One of the former Ebay CEO’s favorite stories about burdensome regulations stifling business has to do with Ebay subsidiary PayPal. Here’s what Whitman told Fox News’ Neil Cavuto:
The permitting process, the competing agencies that try to regulate — we built a building in Sunnyvale for PayPal, two-and-a-half years to break ground. We had to hire three consultants to navigate the labyrinth of California regulations.
And lest we think this was a one-off story, BusinessWeek noted that Whitman “raises the issue repeatedly on the stump.” “Two and half years of trying to get permission, 25 permits, three consulting firms to navigate the labyrinth of regulations. This was for a building that was to house 3,000 white-collar workers. You would think the State of California would have been my best friend on this,” Whitman says.
There’s just one problem. None of it ever happened. CalBuzz contacted the city of Sunnyvale to see if there was any truth to the story, and City Manager Gary Luebbers responded:
We have taken considerable time trying to ferret out this assertion. In fact our research shows absolutely no record of ANY contact with PayPal. I think she may have just pulled Sunnyvale out of thin air.

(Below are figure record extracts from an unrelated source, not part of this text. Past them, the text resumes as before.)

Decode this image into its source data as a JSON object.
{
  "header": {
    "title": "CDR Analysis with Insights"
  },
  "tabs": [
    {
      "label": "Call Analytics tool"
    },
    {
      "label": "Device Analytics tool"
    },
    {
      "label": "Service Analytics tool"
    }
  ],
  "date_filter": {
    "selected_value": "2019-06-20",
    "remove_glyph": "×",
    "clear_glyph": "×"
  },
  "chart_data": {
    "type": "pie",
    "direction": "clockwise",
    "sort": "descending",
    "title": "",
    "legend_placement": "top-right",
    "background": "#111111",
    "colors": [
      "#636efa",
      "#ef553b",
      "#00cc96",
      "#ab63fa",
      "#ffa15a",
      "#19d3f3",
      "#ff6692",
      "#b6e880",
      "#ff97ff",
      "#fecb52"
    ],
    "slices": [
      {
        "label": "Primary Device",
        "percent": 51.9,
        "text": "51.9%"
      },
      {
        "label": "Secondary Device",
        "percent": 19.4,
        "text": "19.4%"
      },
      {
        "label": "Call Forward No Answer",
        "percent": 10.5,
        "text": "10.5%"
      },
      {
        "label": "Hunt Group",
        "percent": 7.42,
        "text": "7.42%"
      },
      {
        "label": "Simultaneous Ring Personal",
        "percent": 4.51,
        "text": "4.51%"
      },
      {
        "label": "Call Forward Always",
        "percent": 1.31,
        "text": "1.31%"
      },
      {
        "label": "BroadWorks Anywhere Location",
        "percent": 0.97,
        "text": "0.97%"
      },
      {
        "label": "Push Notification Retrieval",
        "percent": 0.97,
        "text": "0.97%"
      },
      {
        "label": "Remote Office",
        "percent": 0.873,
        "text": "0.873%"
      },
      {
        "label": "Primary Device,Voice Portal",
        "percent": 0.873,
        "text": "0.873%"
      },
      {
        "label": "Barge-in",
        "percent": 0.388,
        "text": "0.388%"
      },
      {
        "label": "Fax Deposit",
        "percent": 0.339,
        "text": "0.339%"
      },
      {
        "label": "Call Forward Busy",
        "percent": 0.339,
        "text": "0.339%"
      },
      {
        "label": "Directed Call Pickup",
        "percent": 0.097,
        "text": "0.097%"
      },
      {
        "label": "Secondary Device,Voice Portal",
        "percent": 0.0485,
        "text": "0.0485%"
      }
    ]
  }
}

PayPal is in San Jose.
So the trail moves to San Jose, where the Mercury News found that the city “processed eBay’s development application in record time and that fulfilling all the city’s requirements took just 11 months.”
In fact, Whitman has had nothing but kind words for the business development infrastructure in San Jose. “Our partnership with the office of the mayor, the city council, the city staff and the office of economic development is a testament to San Jose’s status as a world class place to grow and operate a business,” she has said. “The City of San Jose has always been extremely flexible in helping to anticipate and meet our rapidly changing needs.”
So the story that Whitman relies on to push her deregulatory ideology is nothing but a fantasy. As UC Berkley economist Michael Reich has pointed out, Whitman’s claim that California is over-regulated doesn’t hold water, and the analysis that she says proves the negative effect regulations have on the Golden State’s job creation is based on discredited shlock science. Her plan to gut regulations — including eliminating overtime pay for workers — would transfer $1 billion from workers to employers.